Se réinventer pour survivre

Pour espérer survivre, les petites stations services doivent absolument élargir les services qu’elles offrent et… avoir les moyens de le faire. Le lavage, la mécanique, des postes de distribution de GNV et d’hydrogène, des bornes électriques, des consignes automatiques, des points de distribution de colis et de courriers, des services de distribution alimentaire, de restauration, de boutique diverse… Devenir dans les zones rurales, les points de rencontre qui ont disparu. A terme, pour les stations situées sur des voies fréquentées par des voitures électriques à batteries, le temps d’attente lié à la recharge ouvre la voie à de nouveaux services.

Le nombre de stations services va continuer à rapidement décroître, cela semble inéluctable.

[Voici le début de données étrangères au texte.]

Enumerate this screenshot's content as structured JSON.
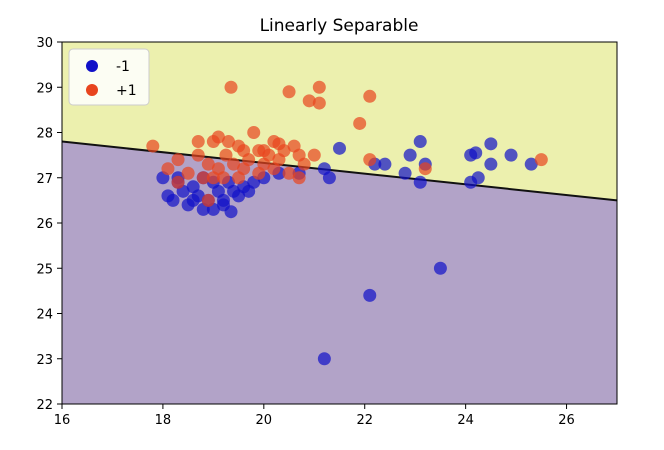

Mais elles ne sont pas pour autant toutes condamnées, notamment sur les parcours longues distances pour les véhicules électriques et avec la montée en puissance annoncée des véhicules à hydrogène dont il faudra bien remplir les réservoirs. Les pétroliers Shell et BP entendent installer systématiquement des bornes de recharge électriques dans leurs stations. Elon Musk, le patron de Tesla, s’intéresse lui à l’idée de construire des restaurants et des cinémas drive-in avec ses bornes de recharge rapides.